Innovate Goes Public, Raises $21M More
Raleigh-based Innovate Biopharmaceuticals, a clinical stage biotechnology company focused on developing novel autoimmune and inflammation therapeutics, has completed its reverse merger with California-based Monster Digital and is now a publicly traded company.
Innovate also closed on a concurrent financing of $21 million from an undisclosed group of current and new investors.
“It’s an exciting transition for Innovate as we strive to become a leader in autoimmune and inflammatory drug development for diseases with unmet medical needs,” Jay Madan, founder and president of Innovate, said in a news release. “With the continued support from our existing investors, and now with access to the capital markets, our main focus will be rapidly progressing our clinical assets.”
Innovate has a late-stage clinical pipeline of drugs addressing unmet needs in diseases such as celiac disease, inflammatory bowel disease and nonalcoholic steatohepatitis.
Innovate’s CEO, Christopher Prior, Ph.D., said the company will use the proceeds from the concurrent financing to advance its celiac disease drug candidate, larazotide acetate (INN-202), into Phase 3 clinical trials.

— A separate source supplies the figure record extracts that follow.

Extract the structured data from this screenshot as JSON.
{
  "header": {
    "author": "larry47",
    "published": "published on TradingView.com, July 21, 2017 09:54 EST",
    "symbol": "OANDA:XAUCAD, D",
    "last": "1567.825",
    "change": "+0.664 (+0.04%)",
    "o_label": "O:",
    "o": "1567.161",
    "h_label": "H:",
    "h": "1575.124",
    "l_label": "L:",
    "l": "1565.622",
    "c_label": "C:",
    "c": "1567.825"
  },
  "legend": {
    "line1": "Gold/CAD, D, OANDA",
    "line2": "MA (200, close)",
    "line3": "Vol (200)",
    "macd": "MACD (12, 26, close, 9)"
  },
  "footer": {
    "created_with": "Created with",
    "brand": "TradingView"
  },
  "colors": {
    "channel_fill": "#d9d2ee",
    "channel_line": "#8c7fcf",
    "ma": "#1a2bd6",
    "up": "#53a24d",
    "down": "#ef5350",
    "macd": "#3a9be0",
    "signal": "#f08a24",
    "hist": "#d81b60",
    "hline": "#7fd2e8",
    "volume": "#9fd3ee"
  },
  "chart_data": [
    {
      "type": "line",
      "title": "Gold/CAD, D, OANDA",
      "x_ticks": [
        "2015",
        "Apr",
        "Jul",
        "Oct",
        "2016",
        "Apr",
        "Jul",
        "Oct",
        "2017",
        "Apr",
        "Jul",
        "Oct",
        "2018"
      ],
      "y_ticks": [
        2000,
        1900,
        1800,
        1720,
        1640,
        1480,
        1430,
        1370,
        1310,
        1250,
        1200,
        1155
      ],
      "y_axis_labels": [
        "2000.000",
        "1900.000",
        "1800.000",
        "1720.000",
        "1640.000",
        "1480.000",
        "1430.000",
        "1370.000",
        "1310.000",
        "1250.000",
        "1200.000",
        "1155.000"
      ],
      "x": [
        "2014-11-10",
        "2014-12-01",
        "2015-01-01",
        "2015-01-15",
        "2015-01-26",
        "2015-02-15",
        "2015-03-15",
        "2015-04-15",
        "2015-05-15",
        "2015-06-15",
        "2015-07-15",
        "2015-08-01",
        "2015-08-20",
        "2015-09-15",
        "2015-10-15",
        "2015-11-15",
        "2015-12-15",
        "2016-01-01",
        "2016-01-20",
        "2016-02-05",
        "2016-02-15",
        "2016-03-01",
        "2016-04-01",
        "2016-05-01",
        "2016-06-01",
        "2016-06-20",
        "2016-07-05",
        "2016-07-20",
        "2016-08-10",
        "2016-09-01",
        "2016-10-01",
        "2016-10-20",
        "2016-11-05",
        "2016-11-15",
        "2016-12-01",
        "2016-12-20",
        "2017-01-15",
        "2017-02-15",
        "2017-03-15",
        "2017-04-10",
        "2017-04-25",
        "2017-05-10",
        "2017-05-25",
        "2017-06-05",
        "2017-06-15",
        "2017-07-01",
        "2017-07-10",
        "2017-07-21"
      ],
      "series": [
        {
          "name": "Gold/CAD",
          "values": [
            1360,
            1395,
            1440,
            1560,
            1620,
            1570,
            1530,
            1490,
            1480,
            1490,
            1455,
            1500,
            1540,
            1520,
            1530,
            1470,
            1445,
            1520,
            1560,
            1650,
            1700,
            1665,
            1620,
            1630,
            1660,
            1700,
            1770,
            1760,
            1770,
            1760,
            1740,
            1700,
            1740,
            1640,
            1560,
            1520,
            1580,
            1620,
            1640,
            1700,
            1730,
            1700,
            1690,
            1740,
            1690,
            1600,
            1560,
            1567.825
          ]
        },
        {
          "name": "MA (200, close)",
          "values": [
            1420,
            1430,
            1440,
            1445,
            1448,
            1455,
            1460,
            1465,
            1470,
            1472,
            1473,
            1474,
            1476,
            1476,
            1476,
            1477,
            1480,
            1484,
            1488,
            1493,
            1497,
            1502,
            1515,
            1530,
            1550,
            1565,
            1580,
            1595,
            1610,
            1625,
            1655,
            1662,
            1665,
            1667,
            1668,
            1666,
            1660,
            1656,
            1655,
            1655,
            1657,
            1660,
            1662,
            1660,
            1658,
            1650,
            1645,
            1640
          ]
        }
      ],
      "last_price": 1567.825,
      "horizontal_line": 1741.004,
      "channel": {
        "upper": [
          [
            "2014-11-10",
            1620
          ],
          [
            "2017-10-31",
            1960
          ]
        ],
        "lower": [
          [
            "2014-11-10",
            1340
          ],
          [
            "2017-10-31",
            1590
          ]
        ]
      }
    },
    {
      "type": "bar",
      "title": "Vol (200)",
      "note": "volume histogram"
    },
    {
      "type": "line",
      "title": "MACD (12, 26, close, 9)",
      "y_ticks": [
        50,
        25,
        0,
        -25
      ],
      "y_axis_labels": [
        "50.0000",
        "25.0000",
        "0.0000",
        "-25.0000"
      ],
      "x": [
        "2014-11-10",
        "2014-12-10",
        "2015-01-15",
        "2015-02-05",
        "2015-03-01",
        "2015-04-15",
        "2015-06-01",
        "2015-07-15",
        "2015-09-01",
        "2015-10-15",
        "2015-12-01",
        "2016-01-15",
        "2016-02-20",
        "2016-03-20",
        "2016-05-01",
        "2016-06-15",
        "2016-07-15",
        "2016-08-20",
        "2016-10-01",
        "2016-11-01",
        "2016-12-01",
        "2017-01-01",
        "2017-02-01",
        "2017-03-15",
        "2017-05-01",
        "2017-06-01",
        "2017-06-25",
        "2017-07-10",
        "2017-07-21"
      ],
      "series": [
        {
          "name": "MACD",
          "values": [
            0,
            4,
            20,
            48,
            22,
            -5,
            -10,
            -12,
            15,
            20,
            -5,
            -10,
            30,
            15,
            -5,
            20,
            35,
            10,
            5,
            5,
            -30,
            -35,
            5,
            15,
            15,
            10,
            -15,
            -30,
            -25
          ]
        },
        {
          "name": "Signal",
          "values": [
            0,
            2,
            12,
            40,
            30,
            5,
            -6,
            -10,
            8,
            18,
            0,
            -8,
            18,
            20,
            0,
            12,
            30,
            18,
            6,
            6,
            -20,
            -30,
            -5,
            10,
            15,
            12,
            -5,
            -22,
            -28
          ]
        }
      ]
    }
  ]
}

The trials are expected to begin in the second quarter of 2018.
“In addition, we believe that as a public entity we will be able to engage a wider range of investors, which will allow us to advance our mild-to-moderate ulcerative colitis combination therapy into Phase 2 trials and to expand our pipeline,” Prior said.
Innovate shares will begin trading on the NASDAQ Capital Market stock exchange under the new ticker symbol INNT.
Profile of celiac drug candidate
Innovate is developing larazotide acetate for the potential treatment of celiac disease, a type of inflammatory bowel disease that affects 3 million people in the United States and about 15 million worldwide.
Larazotide, an oral peptide formulated into a capsule, decreases intestinal permeability – also known as “leaky gut” – and regulates tight junctions by reducing antigen trafficking across epithelial cells in the intestines.
Leaky gut has been widely recognized in the scientific literature as a gateway to multiple autoimmune diseases, including celiac disease, irritable bowel syndrome, inflammatory bowel diseases such as Crohn’s and ulcerative colitis, type 1 diabetes mellitus, nonalcoholic steatohepatitis, chronic kidney disease and several others.
Larazotide has successfully met its primary endpoint in a Phase 2b efficacy trial for celiac disease.
In clinical studies in more than 800 patients, larazotide demonstrated a favorable safety profile comparable to placebo, due to what Innovate believes is its lack of systemic absorption from the small bowel.
Larazotide has received Fast Track designation from the Food and Drug Administration that will speed its regulatory review.
It will be the first drug to enter a Phase 3 trial for celiac disease, said Kendyle Woodard, a co-founder and director at Innovate.
“Other than a gluten-free diet, to which not all celiac patients respond, there is no current treatment for celiac disease,” Woodard said. “If approved, larazotide has the potential to be a first-in-class drug for this indication. Our main focus now is to begin the Phase 3 trials in order to bring a much-needed therapy to this underserved patient population.”
ᐧInnovate is also exploring the potential use of larazotide for treating nonalcoholic steatohepatitis, a serious liver disease, Woodard said.
Profile of ulcerative colitis drug candidate
Innovate’s second drug candidate, INN-108, is for the potential treatment of mild to moderate ulcerative colitis, a chronic inflammatory bowel disease that mainly affects the colon.
INN-108 is a novel small molecule that combines two active agents: mesalamine, or 5-aminosalicylic acid, an approved agent for ulcerative colitis; and 4-aminophenylacetic acid, an immunomodulatory agent approved in Japan for rheumatoid arthritis. The two agents are chemically bonded but are separated enzymatically when they reach the colon, or large intestine.
Innovate reported that preliminary data shows the combination therapy could be a more effective drug than approved mesalamine/5-ASA treatments alone.
INN-108 has successfully completed two Phase 1 clinical trials for mild to moderate ulcerative colitis in both healthy adult subjects and adults with ulcerative colitis. It is expected to enter a Phase 2 trial in 2018.
A liquid oral formulation of INN-108 for ulcerative colitis is in development for greater convenience for pediatric use.
INN-108 gained orphan drug status from the FDA in 2017. That designation provides incentives for companies developing treatments that are expected to provide significant therapeutic advantage over existing treatments and that target rare medical conditions affecting fewer than 200,000 U.S. patients per year.